One of the issues I faced in this week’s reading was the notions of ‘emergent properties’ and ’levels of description’. To give a brief example, we cannot perceive saltiness by tasting sodium or chlorine atoms. The quality of saltiness is one which emerges as a consequence of the combination of the elements. Many phenomena exhibit qualities as a whole that each component lacks (Ponge, 2005). This notion of emergence points to the idea of levels of explanations. At various levels of object integration, different properties, values, and states emerge. Each of these may usefully describe knowledge at each level. In education research, we may talk about, for example, the nature of a class group, while recognising that the emergent phenomenon of overall class properties are not present in any specific class member.
Likewise, any discussion that tries to separate differences in qualitative and quantitative research must address, either implicitly or explicitly, the audience of the description. At the molecular level, if you can forgive this metaphor, there is a strong argument that induction cannot exist (Popper, 1959) which makes a distinction between qualitative and quantitative problematic at that level. When modes of inquiry built upon secure or less secure ontological assumptions form, paradigms emerge. Willis describes these as “comprehensive belief system[s], world view[s],” which include a set of assumptions regarding ontologies and epistemologies (Willis, 2007, p. 8). At these levels, where induction is assumed to exist, talking about distinctions makes more sense. To illustrate the ’emergent’ and ‘levels of description’ ideas, I’ve reproduced the chart from Blaxter’s section on methods (Blaxter, 2010). Ten distinctions are drawn between qualitative and quantitative paradigms.
|Qualitative paradigms||Quantitative paradigms|
|Concerned with understanding behaviour from actors’ own frames of reference||Seeks the facts/ causes of social phenomena|
|Naturalistic and uncontrolled observation||Obtrusive and controlled measurement|
|Close to the data: the ‘insider’ perspective||Removed from the data: the ‘outsider’ perspective|
|Grounded, discovery oriented, exploratory, expansionist, descriptive, inductive||Ungrounded, verification oriented, reductionist, hypothetico-deductive|
|Process oriented||Outcome oriented|
|Valid: real, rich, deep data||Reliable: hard and replicable data|
|Ungeneralizable: single case studies||Generalizable: multiple case studies|
|Assumes a dynamic reality||Assumes a stable reality|
Box 3.4 The differences between qualitative and quantitative research from Blaxter p. 66.

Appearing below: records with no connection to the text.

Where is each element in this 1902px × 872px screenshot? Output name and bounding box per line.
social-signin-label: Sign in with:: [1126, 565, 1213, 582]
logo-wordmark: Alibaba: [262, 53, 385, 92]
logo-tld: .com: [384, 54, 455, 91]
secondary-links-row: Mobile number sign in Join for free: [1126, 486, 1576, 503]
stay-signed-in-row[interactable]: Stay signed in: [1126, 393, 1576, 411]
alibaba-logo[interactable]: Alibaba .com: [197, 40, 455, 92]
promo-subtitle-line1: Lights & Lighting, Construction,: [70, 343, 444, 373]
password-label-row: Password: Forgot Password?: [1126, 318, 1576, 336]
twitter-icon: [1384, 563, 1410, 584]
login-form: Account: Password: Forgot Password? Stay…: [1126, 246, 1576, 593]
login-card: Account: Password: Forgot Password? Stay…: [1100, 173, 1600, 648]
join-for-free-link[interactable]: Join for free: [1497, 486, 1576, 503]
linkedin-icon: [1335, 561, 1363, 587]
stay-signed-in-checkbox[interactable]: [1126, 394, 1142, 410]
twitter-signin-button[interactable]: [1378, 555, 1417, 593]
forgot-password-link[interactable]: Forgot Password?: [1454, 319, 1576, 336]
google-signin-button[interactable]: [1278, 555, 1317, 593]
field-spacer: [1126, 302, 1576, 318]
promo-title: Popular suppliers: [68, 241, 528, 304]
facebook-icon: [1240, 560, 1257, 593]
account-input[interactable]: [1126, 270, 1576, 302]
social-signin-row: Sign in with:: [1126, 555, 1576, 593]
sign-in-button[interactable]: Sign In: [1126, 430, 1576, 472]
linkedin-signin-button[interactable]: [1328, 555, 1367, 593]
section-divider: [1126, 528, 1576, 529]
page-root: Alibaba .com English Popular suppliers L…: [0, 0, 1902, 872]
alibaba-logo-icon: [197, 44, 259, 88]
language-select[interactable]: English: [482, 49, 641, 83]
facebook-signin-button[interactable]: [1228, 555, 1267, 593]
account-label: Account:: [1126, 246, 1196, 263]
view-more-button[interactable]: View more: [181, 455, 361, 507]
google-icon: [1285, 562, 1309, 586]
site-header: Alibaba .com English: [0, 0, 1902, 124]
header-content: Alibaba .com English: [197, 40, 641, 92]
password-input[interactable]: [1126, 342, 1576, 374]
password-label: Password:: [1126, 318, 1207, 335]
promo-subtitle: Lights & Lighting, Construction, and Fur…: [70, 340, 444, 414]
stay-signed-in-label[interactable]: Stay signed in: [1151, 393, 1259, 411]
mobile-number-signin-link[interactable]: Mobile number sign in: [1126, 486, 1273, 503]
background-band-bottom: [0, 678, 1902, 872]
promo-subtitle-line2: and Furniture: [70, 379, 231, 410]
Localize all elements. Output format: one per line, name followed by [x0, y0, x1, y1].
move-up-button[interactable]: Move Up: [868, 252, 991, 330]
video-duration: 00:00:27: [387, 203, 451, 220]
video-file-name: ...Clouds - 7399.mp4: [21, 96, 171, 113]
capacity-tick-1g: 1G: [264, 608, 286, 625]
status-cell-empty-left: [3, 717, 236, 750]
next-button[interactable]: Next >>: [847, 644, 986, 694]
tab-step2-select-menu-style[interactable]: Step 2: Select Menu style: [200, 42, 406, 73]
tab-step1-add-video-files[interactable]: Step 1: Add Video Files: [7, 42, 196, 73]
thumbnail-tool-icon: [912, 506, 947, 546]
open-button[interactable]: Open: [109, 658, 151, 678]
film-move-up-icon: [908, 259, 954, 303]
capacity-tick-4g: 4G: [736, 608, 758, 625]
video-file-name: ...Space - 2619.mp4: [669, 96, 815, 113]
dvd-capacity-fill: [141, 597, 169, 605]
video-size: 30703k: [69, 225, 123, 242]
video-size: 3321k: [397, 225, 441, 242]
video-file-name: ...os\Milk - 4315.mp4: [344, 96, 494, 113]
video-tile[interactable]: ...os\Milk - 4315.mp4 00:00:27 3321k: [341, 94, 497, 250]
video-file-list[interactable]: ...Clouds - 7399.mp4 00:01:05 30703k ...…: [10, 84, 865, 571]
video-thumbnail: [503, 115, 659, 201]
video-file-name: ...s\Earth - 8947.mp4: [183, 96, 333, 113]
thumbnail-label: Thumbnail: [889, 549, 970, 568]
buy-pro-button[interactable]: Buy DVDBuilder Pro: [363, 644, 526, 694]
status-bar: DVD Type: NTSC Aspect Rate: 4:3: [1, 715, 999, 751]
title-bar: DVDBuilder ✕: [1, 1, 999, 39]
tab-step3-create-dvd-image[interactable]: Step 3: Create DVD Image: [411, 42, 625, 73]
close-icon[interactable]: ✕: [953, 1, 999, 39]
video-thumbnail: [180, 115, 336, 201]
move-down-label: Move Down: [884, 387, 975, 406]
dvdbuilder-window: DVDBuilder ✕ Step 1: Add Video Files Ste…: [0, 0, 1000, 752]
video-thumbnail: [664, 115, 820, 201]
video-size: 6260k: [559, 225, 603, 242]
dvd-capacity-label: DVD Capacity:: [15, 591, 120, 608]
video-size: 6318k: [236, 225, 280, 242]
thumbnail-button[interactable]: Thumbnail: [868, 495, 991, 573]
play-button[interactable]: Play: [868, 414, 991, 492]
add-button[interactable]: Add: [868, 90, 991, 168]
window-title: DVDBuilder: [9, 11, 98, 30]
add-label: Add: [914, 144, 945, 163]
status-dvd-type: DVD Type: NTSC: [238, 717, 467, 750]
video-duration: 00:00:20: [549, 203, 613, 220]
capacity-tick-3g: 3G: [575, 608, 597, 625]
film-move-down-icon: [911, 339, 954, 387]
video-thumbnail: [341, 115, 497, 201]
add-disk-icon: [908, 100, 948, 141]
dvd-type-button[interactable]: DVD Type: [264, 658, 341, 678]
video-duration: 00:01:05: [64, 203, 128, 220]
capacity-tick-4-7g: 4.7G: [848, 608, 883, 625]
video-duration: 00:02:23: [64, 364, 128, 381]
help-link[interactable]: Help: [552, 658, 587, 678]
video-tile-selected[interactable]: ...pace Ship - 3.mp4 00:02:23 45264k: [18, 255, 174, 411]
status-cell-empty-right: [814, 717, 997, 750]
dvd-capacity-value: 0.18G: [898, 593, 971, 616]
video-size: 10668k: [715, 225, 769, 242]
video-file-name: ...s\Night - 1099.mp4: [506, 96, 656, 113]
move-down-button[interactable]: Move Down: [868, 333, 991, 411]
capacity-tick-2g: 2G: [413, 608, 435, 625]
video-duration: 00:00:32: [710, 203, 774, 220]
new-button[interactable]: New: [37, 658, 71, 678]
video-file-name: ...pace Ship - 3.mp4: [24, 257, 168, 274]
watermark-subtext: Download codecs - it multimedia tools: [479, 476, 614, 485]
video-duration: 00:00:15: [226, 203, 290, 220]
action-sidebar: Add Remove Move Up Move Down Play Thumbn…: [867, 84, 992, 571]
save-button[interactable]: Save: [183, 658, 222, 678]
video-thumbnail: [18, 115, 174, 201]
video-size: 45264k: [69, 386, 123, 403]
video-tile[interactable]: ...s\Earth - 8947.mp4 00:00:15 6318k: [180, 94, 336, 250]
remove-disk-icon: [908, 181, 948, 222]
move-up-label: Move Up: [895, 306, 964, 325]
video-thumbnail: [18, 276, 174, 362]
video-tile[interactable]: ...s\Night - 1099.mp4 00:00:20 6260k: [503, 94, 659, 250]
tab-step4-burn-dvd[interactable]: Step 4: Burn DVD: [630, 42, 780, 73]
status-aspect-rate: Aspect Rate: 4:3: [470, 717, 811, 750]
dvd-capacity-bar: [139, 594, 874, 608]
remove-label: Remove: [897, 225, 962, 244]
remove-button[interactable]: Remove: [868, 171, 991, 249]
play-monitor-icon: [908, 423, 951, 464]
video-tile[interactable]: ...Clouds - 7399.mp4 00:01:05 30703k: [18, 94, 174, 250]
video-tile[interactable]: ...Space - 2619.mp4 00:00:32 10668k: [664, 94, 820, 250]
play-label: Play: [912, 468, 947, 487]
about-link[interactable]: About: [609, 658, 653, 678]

Each of the ten are problematic at the molecular level, yet writers find the distinctions useful. The subtext behind Blaxter and many other writers is that beginner researchers do not benefit from low-level descriptions where philosophers of science still debate highly technical and precise ontological issues. Rather, the wider picture of the emergent and easier to comprehend level of paradigm is given. The assumption is that interested readers will follow up on the details later. This attitude may be useful at the undergraduate or even Master’s level. However, at the incipient doctoral level, fuller descriptions of various levels may be more appropriate.
To take just one point (perhaps the ‘lowest hanging fruit’) Kuhn discharged the notion that positivistic, empirical scientists cannot be perfectly objective; there is always a relationship between the observer and the observed (Kuhn, 1963). While positivist ontologies run against the notion that objectivity carries with it the implication “that the researcher and the reality being researched are separate and objective reality exists beyond the human mind” (Sefotho, 2015, p. 26), few would completely endorse this strong view of objectivity.
It is tempting to go through each of the remaining nine points and show they fail at lower or higher levels. This endeavour is ultimately one that each of us should do as a part of our reflection. Personally, I find it fascinating how the implicit pedagogy in these discussion questions play out in this forum of higher education. At all times, the circular, iterative nature of the questions’ content and how it aims to develop us should never be overlooked.
Blaxter, L. (2010). How to research. (4th edition) Maidenhead: McGraw-Hill/ Open University Press.
Kuhn, T.S. (1963). The Function of Dogma in Scientific Research. pp. 347–69 in A. C. Crombie (ed.). Scientific Change (Symposium on the History of Science, University of Oxford, 9–15 July 1961). New York and London: Basic Books and Heineman.
Ponge, J. F. (2005). Emergent properties from organisms to ecosystems: Towards a realistic approach. Biological Reviews, 80(3), 403-411.
Popper, K. (1959). The logic of scientific discovery. London: Routledge.
Sefotho, M. M. (2015). A researcher’s dilemma: Philosophy in crafting dissertations and theses. Journal of Social Science, 42(1,2), 23-36.
Willis, J. W. (2007). Foundations of Qualitative Research: Interpretive and Critical Approaches. Thousand Oaks: Sage Publications.